A) Escarmouches


 

10) Monrovia, Liberia

La plus shakespearienne des escarmouches eut lieu à Monrovia, capitale du Liberia : ce fut une fulgurante tragédie d'une journée, suivie du gros comique d'une peur ennemie dont les effets durent toujours.

Le Liberia est le plus ancien Etat d'Afrique. Fondé en 1847 par d'anciens esclaves affranchis américains, il tire de là son nom et son drapeau, sa constitution et sa ridicule fierté. Une hausse du prix du riz pour dissuader les paysans qui le cultivent de l'abandonner au profit des plantations de hévéa, déclenche une manifestation de colère le 14 avril 1979 à Monrovia. La police et les chars de l'armée bouclent le quartier du palais présidentiel, tirent en l'air, puis sur la foule : 41 morts et 548 blessés sont officiellement recensés. "In the subsequent rioting crowds smashed the windows of the Finance Ministry and the headquarters of the ruling True Whig Party and looted shops and supermarkets", "Plus de 90 % de magasins de détail et de gros que compte la capitale libérianne ont été partiellement ou totalement détruits par la foule en colère", "Pendant toute la nuit de samedi à dimanche des coups de feu ont été tirés contre les pillards" ; dimanche, 15 avril, couvre-feu de 6h à 18h ; voilà pour la tragédie.

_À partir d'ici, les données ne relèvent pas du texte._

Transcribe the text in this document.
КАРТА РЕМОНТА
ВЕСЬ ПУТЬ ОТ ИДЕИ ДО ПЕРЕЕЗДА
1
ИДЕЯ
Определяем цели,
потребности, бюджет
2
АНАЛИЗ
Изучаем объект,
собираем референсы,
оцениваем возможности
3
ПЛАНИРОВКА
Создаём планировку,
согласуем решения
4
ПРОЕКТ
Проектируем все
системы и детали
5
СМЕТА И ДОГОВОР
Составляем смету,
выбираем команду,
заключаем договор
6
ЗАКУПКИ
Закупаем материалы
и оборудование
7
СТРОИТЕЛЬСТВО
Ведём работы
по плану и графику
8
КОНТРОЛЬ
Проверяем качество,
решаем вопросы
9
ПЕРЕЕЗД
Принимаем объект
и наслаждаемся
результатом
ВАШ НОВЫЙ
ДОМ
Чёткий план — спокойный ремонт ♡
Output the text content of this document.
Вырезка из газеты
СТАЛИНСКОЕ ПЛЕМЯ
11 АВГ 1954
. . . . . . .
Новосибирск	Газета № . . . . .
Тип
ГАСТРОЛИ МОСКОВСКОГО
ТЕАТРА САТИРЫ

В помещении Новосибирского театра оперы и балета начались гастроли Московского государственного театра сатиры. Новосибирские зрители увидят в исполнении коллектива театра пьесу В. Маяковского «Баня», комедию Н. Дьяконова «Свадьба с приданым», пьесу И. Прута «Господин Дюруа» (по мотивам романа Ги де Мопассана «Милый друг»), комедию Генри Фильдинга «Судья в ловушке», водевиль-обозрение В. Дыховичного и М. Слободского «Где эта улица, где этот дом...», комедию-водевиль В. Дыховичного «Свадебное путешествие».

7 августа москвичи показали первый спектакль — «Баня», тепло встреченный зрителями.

Le comique est déjà dans cet horaire de couvre-feu, qui interdit la journée mais pas la nuit. C'est la première d'une cascade de mesures destinées à prévenir la gifle de la veille. Réveillés d'un train-train tiers-mondiste, d'espoirs boutiquiers, de rêveries chrétiennes, du passé, le président Tolbert et ses complices sont tombés à côté du lit. Le monde moderne est entré par la porte et la fenêtre dans un même courant d'air, cassant quelques précieux bibelots (90 % des magasins de détail et de gros, ce doit être une sorte de record !). Le temps de se frotter les yeux, les valets libérians, plus esclavagistes que ceux qui ont affranchi leurs aïeux et plus esclaves que ces affranchis, sentent leurs genoux comme du coton. Car la colère qui a bastonné ces scélérats leur a laissé une trouille rétrospective aussi impudique que caricaturale. Plus le pied qui lui a flanqué ce coup s'éloigne, plus ce chien aboie : le 17 avril, en vertu d'un accord de janvier, Tolbert appelle en renfort une centaine de "léopards" guinéens, qui viennent occuper les "points stratégiques" de Monrovia ; le prix du riz ne sera pas augmenté ; le 20 avril, l'université est fermée ; 5 000 $ sont offerts pour la délation de chacun des cinq chefs d'une quelconque "Alliance Progressiste du Libéria" véhemment accusée d'avoir tout fomenté ; le 26 avril, Tolbert obtient les pleins pouvoirs pour un an ; le 28, expulsion de trois soviétiques ; et le 4 juin, suppression de l'habeas corpus.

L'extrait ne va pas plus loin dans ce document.